The MacBook Air, despite its ultra-thin, eye-grabbing design, has never been one of Apple’s top draws. Too pricey for mainstream buyers–even after the Apple lowered the introductory price from $1800 to $1500–the oh-so-stylish portable has become the anorexic black sheep of the MacBook family. Like Dell’s copycat Adamo, the Air is a showy business notebook best suited for status-seeking corporate execs.
But maybe there’s hope for the MacBook Air. If today’s rumor from the Taiwanese tech news site DigiTimes is true, Apple soon will launch a new Air model with an 11.6-inch display and an Intel Core i-series low voltage CPU.
If the new MacBook Air does feature an 11.6-inch display–significantly smaller that the current model’s 13.3-inch screen–would that mean that Cupertino has changed its stance on netbooks? Apple management in the past hasn’t been shy about expressing its disdain for Windows-based mini-notebooks, particularly models in the sub-$500 price range.
The new model will also be slimmer and lighter than today’s amazingly thin MacBook Air, according to Digitimes Research senior analyst Mingchi Kuo.
(Kuo also says the next iPod touch will have a 3-megapixel camera and, like the iPhone 4, will feature Apple’s new A4 processor. A U.K.-based rumor from last week said the iPod touch would add a 5-megapixel camera and FaceTime video chat.)
In October 2008, Apple CEO Steve Jobs said his company wouldn’t “know how to make a $500 computer that’s not a piece of junk, and our DNA will not let us ship that.” And in January 2009, Apple COO Tim Cook restated Jobs’ anti-netbook mantra during an earnings conference call.
I’m not suggesting that the new MacBook Air will cost $500. In fact, it’ll almost certainly be north of $1000. And whatever its specs, I suspect it’ll remain a high-end business laptop designed for an upscale, niche market.
But would a smaller display also mean an ergonomically-challenged laptop? Let’s hope not. In my experiences with Windows-based netbooks, the tiny screens and hard-to-use keyboards get very irritating after an hour or so. Business travelers may appreciate a mini-notebook’s light carrying weight, but usability is often poor.

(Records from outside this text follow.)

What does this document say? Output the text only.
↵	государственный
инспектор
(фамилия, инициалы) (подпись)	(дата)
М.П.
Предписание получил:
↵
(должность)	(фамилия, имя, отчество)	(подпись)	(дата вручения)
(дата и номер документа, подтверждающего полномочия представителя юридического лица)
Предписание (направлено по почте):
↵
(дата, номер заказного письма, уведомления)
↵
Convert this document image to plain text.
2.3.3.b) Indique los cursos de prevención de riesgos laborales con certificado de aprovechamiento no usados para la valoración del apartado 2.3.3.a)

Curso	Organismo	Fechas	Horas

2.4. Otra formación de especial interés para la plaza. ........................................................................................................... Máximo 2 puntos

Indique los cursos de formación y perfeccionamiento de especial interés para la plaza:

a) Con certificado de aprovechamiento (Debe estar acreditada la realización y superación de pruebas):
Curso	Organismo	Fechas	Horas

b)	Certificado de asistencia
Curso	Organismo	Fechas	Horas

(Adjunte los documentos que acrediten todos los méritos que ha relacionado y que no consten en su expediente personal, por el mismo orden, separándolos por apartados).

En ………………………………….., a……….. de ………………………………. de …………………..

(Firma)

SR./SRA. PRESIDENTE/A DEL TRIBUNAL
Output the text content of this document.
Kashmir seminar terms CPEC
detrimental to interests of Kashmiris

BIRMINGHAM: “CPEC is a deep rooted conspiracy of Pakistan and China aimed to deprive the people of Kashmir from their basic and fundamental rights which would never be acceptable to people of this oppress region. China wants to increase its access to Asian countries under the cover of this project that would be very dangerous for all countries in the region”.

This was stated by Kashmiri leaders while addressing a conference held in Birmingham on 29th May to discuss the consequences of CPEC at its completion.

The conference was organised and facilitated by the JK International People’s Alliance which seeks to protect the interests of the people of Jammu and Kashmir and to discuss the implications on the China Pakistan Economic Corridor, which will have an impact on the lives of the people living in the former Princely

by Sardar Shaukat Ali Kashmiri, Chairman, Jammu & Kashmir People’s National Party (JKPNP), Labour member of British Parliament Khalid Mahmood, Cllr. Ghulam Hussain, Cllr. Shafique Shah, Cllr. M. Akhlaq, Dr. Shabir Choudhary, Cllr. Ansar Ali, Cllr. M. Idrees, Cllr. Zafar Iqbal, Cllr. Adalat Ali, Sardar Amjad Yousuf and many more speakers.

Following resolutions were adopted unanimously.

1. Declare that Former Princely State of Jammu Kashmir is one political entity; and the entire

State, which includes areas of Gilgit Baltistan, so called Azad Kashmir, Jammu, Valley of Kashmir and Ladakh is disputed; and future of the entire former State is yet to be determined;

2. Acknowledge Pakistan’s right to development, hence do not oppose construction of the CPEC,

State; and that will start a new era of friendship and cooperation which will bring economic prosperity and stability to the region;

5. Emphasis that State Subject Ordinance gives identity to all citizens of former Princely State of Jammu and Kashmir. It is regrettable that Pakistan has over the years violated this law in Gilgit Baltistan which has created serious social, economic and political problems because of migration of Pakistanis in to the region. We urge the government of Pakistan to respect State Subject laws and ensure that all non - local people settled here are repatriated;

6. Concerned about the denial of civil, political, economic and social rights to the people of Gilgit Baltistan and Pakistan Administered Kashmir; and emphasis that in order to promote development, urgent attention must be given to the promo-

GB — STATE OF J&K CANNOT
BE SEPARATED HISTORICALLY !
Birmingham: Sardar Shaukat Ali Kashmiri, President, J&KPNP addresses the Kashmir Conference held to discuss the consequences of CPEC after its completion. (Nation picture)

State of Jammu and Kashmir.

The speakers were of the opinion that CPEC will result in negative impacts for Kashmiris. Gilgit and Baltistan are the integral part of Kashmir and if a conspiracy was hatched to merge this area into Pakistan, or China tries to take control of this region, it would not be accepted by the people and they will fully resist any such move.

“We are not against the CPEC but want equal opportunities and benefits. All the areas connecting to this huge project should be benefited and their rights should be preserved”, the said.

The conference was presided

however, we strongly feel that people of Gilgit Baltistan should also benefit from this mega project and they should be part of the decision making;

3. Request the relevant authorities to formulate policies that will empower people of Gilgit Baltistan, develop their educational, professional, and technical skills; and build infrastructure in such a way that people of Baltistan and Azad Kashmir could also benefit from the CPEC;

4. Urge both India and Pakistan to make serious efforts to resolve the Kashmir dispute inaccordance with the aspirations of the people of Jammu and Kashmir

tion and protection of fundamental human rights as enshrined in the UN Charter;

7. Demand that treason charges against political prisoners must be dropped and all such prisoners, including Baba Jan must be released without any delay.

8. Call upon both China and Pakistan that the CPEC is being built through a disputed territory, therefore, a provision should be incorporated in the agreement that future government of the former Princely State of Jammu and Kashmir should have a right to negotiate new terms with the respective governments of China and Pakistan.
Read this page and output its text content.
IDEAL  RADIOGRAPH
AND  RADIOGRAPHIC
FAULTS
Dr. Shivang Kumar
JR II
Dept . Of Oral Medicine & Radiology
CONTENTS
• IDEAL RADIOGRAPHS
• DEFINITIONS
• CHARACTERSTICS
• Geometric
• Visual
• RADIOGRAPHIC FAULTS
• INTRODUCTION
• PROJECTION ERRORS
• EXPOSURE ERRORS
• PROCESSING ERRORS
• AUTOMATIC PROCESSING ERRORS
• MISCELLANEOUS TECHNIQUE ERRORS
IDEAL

If Apple launches a high-end netbook, the keyboard, display, and processor would be key areas of concern. The keyboard would need to be relatively spacious for a smaller notebook; a high-resolution screen (perhaps similar to the iPhone 4’s excellent retina display) would be essential; and the low-voltage CPU would hopefully resolve the heat issues that have plagued some current MacBook Air users.
Today’s MacBook Air is a business notebook that business users don’t want. Would a more netbook-like design boost its popularity?